Open YeelightBar.xcodeproj and run the YeelightBar scheme (⌘R). The project is generated from project.yml
with XcodeGen; run xcodegen generate after editing the spec.
swift build
./scripts/bundle.sh # assembles + signs build/YeelightBar.app
open build/YeelightBar.appscripts/setup-signing.sh creates a stable self-signed code-signing identity so the Screen-Recording grant survives
rebuilds (an ad-hoc signature changes every build and would re-trigger the permission prompt).

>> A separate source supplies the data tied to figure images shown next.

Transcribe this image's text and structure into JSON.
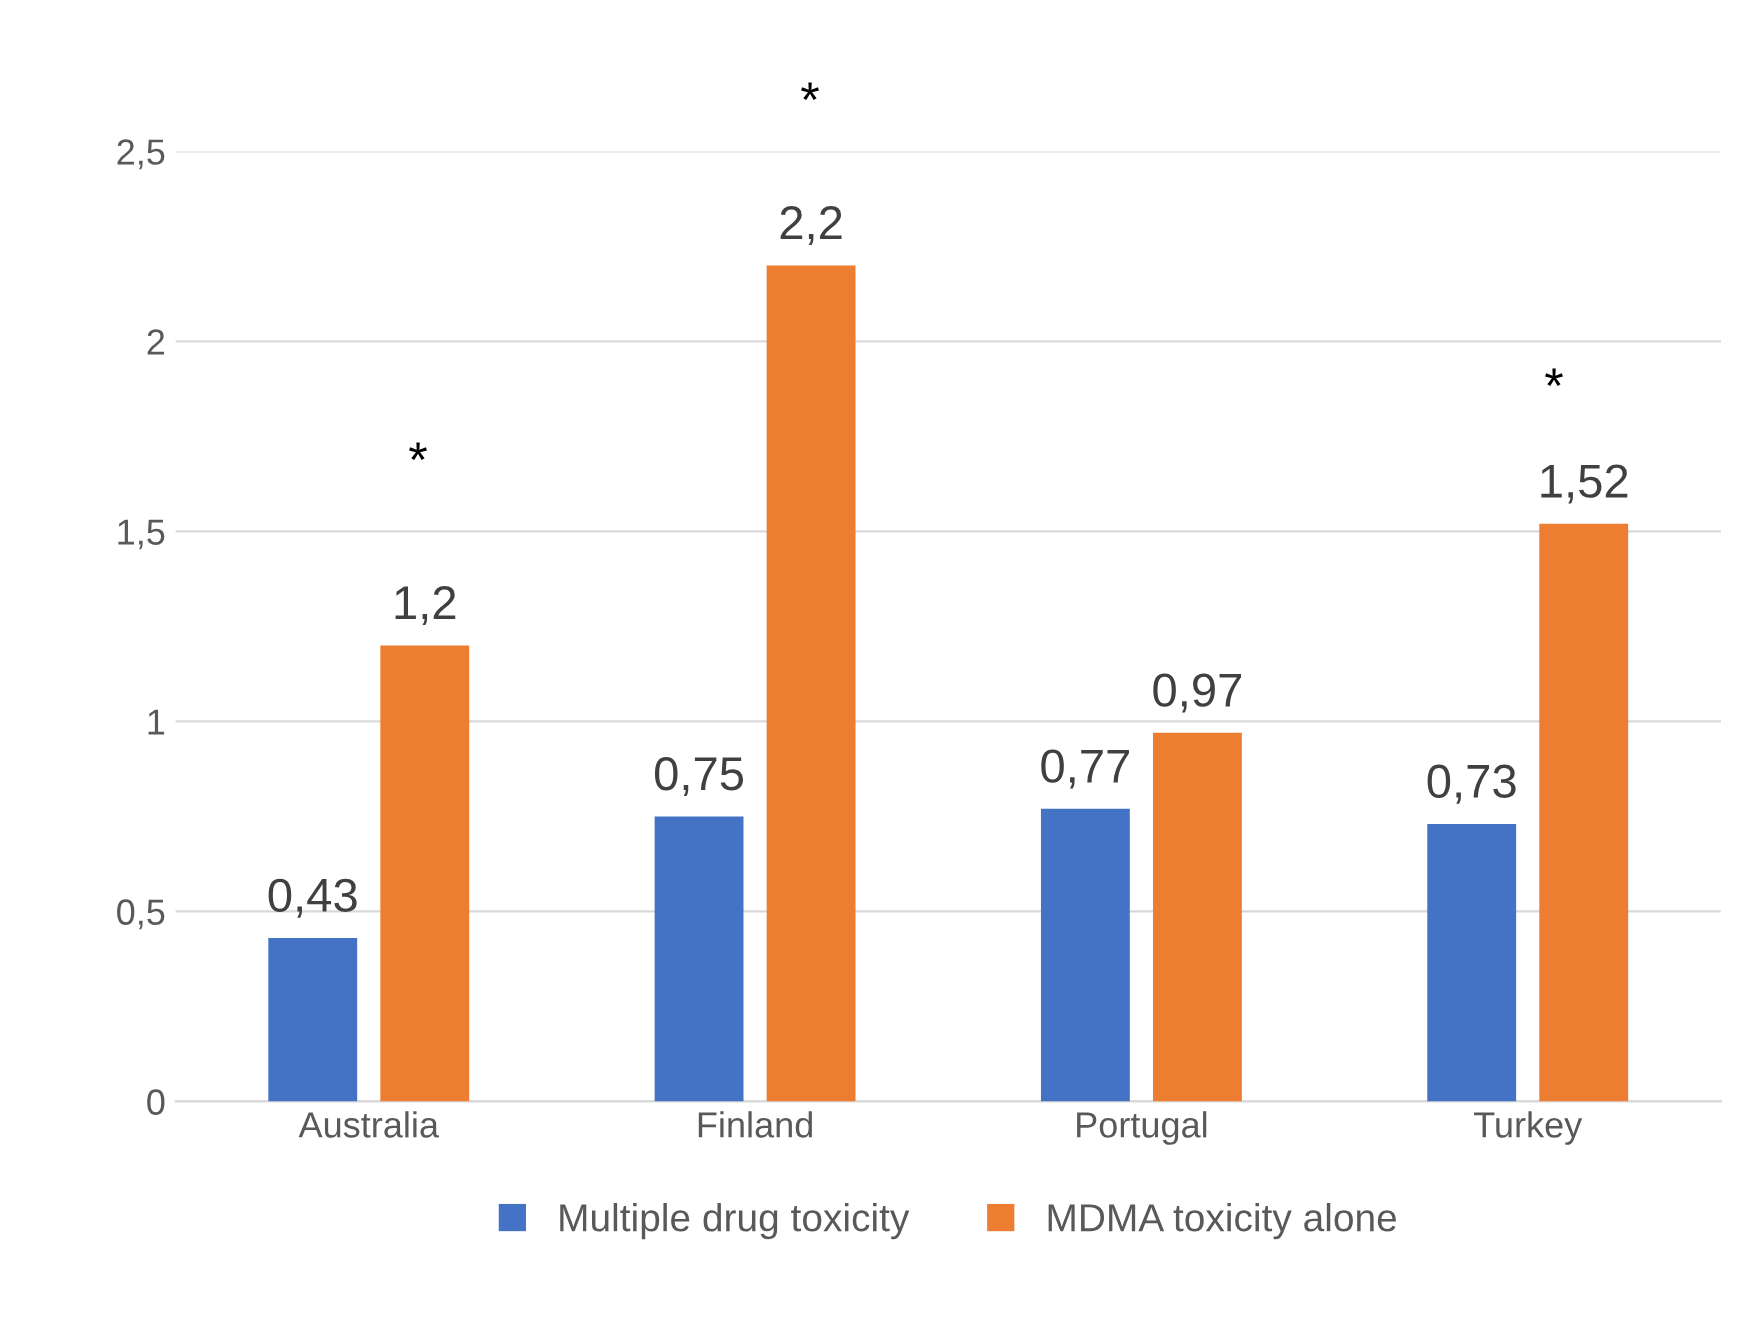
{
  "chart_data": {
    "type": "bar",
    "categories": [
      "Australia",
      "Finland",
      "Portugal",
      "Turkey"
    ],
    "series": [
      {
        "name": "Multiple drug toxicity",
        "color": "#4472c4",
        "values": [
          0.43,
          0.75,
          0.77,
          0.73
        ],
        "value_labels": [
          "0,43",
          "0,75",
          "0,77",
          "0,73"
        ]
      },
      {
        "name": "MDMA toxicity alone",
        "color": "#ed7d31",
        "values": [
          1.2,
          2.2,
          0.97,
          1.52
        ],
        "value_labels": [
          "1,2",
          "2,2",
          "0,97",
          "1,52"
        ]
      }
    ],
    "ylim": [
      0,
      2.5
    ],
    "yticks": [
      0,
      {
        "value": 0.5,
        "label": "0,5"
      },
      1,
      {
        "value": 1.5,
        "label": "1,5"
      },
      2,
      {
        "value": 2.5,
        "label": "2,5"
      }
    ],
    "grid": "y",
    "legend": "bottom",
    "annotations": [
      "*",
      "*",
      "*"
    ]
  }
}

A small CLI for testing and scripting the protocol:
swift run yeectl discover # SSDP
swift run yeectl auto # SSDP, fall back to active subnet scan
swift run yeectl state <ip>
swift run yeectl on|off <ip>
swift run yeectl bright <ip> <0-100>
swift run yeectl ct <ip> <1700-6500>
swift run yeectl rgb <ip> <hex e.g. FF8800> # ambient / bg channel
swift run yeectl rainbow <ip> [seconds] # UDP 20 Hz streaming testSources/
YeelightKit/ # transport-only library, no UI
Yeelight.swift # TCP 55443 JSON control + UDP 55444 streaming session
Discovery.swift # SSDP multicast discovery
Scan.swift # active subnet scan + manual-IP validation
yeectl/ # CLI
YeelightBarApp/ # SwiftUI app
LampController.swift # @MainActor store: discovery, group control, sync orchestration
ScreenSyncEngine.swift # multi-display capture → per-(display,region) colour → UDP fan-out
MusicSyncEngine.swift # system-audio capture → beat/spectrum → UDP fan-out
FullView.swift / MenuPanelView.swift
The Yeelight LAN protocol (TCP control, the UDP streaming handshake, the bar's quirky main_power/bg_power
channels) is documented in PROTOCOL.md.
This lamp has two independent channels — front white (set_power / main_power) and ambient RGB
(bg_set_power / bg_set_rgb) — so you can run "ambient only". Its power property is unreliable (sticks at on
even when the front is dark); the app reads main_power instead. Plain strips have a single channel and reject the
bar-only dev_toggle, so control is dispatched per device type.
MIT — not affiliated with or endorsed by Yeelight / Xiaomi.